So you have tennis elbow—but you don’t play tennis. What? Tennis elbow is a common name for the condition known as lateral epicondylitis. It’s a fairly prevalent issue among active adults. So what is it and how can you treat it? Read on to find out.
What Is Tennis Elbow?
According to the Mayo Clinic, tennis elbow is an overuse and muscle strain injury caused by repetitive motions of the wrist and arm.
Midway between your elbow and your wrist there is a tendon in the forearm called extensor carpi radialis brevis. In layman’s terms, this tendon simply allows your wrist to extend.
Through degeneration, overuse, or improper form, tennis elbow can occur in this area and, over time, become painful in the elbow, forearm, or wrist. Obviously, tennis elbow can affect those who perform repetitive movements with their elbow joint such as tennis or other racquet sports.
However, it is more common to occur in those people who perform repetitive movements with their wrist whether in the workplace or the “workout place” doing moves such as push-ups, pull-ups or weight lifting.
What Are Some Risk Factors For Tennis Elbow?
While anyone can get tennis elbow, these risk factors make it more likely to occur:
- Age: People of any age can have tennis elbow, but is most commonly diagnosed in people between the ages of 30-50.
- Repetitive Sports: People who participate in activities that use repetitive motions such as tennis, other racquet sports or weight lifting are more likely to have tennis elbow. You can also get elbow pain from workout classes that involve lots of repetitive arm motions like a yoga sculpt or boxing class.
- Work-Related Motion. People who work in jobs that use repetitive motions of their wrist or arm such as carpenters, chefs, painters, or landscapers are more prone to this condition. You can even get tennis elbow from excessive typing; they sometimes call it “Computer Elbow!”
- Improper Form.
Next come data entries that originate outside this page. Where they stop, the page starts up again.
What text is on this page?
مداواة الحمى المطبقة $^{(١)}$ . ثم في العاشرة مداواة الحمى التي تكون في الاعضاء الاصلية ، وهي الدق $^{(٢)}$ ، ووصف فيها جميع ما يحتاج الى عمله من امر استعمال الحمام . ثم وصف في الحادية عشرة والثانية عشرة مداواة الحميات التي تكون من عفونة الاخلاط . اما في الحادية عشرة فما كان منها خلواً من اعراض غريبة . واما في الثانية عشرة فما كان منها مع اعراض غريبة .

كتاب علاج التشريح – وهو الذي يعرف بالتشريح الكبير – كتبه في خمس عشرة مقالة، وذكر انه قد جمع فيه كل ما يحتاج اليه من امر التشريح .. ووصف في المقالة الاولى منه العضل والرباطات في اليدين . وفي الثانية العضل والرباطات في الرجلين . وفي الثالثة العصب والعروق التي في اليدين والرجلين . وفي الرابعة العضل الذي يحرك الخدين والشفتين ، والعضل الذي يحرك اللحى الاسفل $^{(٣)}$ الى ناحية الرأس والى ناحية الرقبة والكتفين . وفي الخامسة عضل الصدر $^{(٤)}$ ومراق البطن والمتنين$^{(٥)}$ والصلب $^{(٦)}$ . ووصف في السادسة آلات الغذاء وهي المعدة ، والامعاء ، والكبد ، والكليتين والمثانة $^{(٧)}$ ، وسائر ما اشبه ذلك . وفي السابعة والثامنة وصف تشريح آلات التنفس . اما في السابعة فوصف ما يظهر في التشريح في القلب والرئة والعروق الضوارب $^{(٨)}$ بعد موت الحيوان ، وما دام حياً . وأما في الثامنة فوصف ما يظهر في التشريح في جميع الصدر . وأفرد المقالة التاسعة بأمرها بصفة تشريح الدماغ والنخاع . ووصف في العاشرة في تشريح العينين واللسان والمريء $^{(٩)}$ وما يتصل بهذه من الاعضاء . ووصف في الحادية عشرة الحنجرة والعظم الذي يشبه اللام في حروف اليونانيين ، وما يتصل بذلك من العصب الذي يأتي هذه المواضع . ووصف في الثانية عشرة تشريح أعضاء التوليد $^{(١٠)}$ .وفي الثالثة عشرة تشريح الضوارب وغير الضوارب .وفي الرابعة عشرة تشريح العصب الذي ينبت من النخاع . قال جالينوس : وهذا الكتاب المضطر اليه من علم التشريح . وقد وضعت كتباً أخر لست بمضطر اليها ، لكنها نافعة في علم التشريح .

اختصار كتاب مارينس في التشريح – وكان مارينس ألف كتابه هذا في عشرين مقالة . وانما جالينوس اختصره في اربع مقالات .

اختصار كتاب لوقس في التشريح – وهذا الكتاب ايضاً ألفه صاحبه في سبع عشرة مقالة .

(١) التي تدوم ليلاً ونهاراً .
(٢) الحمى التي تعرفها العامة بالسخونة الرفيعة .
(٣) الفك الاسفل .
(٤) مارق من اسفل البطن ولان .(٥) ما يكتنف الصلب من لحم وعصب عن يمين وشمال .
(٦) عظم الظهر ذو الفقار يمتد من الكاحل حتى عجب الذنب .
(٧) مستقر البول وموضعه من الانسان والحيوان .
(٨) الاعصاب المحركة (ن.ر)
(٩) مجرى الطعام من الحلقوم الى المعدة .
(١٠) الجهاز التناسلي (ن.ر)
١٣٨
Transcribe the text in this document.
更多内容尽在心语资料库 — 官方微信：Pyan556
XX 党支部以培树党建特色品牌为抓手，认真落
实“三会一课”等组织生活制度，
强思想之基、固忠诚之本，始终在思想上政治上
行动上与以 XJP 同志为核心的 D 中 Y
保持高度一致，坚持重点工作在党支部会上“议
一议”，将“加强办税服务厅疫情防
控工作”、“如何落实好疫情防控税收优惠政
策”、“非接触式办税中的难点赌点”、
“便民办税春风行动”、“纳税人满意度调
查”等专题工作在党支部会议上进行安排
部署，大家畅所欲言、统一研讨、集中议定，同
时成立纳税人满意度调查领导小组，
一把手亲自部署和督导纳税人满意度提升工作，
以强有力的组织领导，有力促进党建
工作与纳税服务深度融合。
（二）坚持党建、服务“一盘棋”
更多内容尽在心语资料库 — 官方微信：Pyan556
Sometimes tennis elbow comes from using improper form during whatever motion you are using whether in sport or at work. Even if you take the time to heal, this condition will return if you don’t fix the form. Make sure to check with a professional.
What Are The Symptoms of Tennis Elbow?
If you suspect you have tennis elbow, here are some symptoms commonly associated with the condition. Keep in mind you may have one or more:
- Pain at the elbow joint
- Pain in the forearm or wrist
- Possible swelling
- Decreased grip strength
- Discomfort or pain when performing activities such as weight lifting, push-ups, or other repetitive movements
How Can I Treat Tennis Elbow?
Like most injuries or conditions, the best treatment is the most conservative! If this condition is new to you, take a break from the activity that is causing the problem. Although it can be hard to take a timeout from your favorite sport or workout, it will give your arm a chance to heal naturally, which is the most effective way to get better. Other treatments include:
- Rehabilitation exercises. Here are some exercises that can help you strengthen the muscles in the forearm and increase arm flexibility and range of motion, both important things for rehabilitating your condition.
- Ice. There is a difference in how chronic and acute pain should be treated. Since most cases of tennis elbow are acute, meaning they last six weeks or less, you should use cold therapy, most commonly ice, to treat your pain.
- Anti-inflammatory meds or herbs. NSAIDs (nonsteroidal anti-inflammatory drugs) like Advil, Aleve, or Aspirin can be effective in treating pain because they reduce chemical signals that are related to pain and inflammation. You can also try incorporating anti-inflammatory herbs like turmeric to your diet to decrease overall inflammation and lessen your pain.
- Try a brace. Wearing an elbow brace can reduce the impact regular activities have on injured tissues. To maximize comfort and mobility, try a flexible brace or a compression sleeve that provides light support.
- Rest. If you suspect your tennis elbow is from repetitive movements at work, talk to your boss about working around the activity that’s causing it. For example, if it’s from typing excessively, see if you can communicate more of your work verbally in a presentation instead of over typed documents. If you know that your elbow pain is from a specific workout, take a break from those workouts for a few weeks and see if the pain lessens.
If these treatments do not alleviate your pain, or if your condition has been persisting for quite some time, a doctor may suggest other options such as steroid injections, acupuncture, physical therapy or, in extreme cases, possibly even surgery. Be sure to explore all our options and, if necessary, get a second opinion.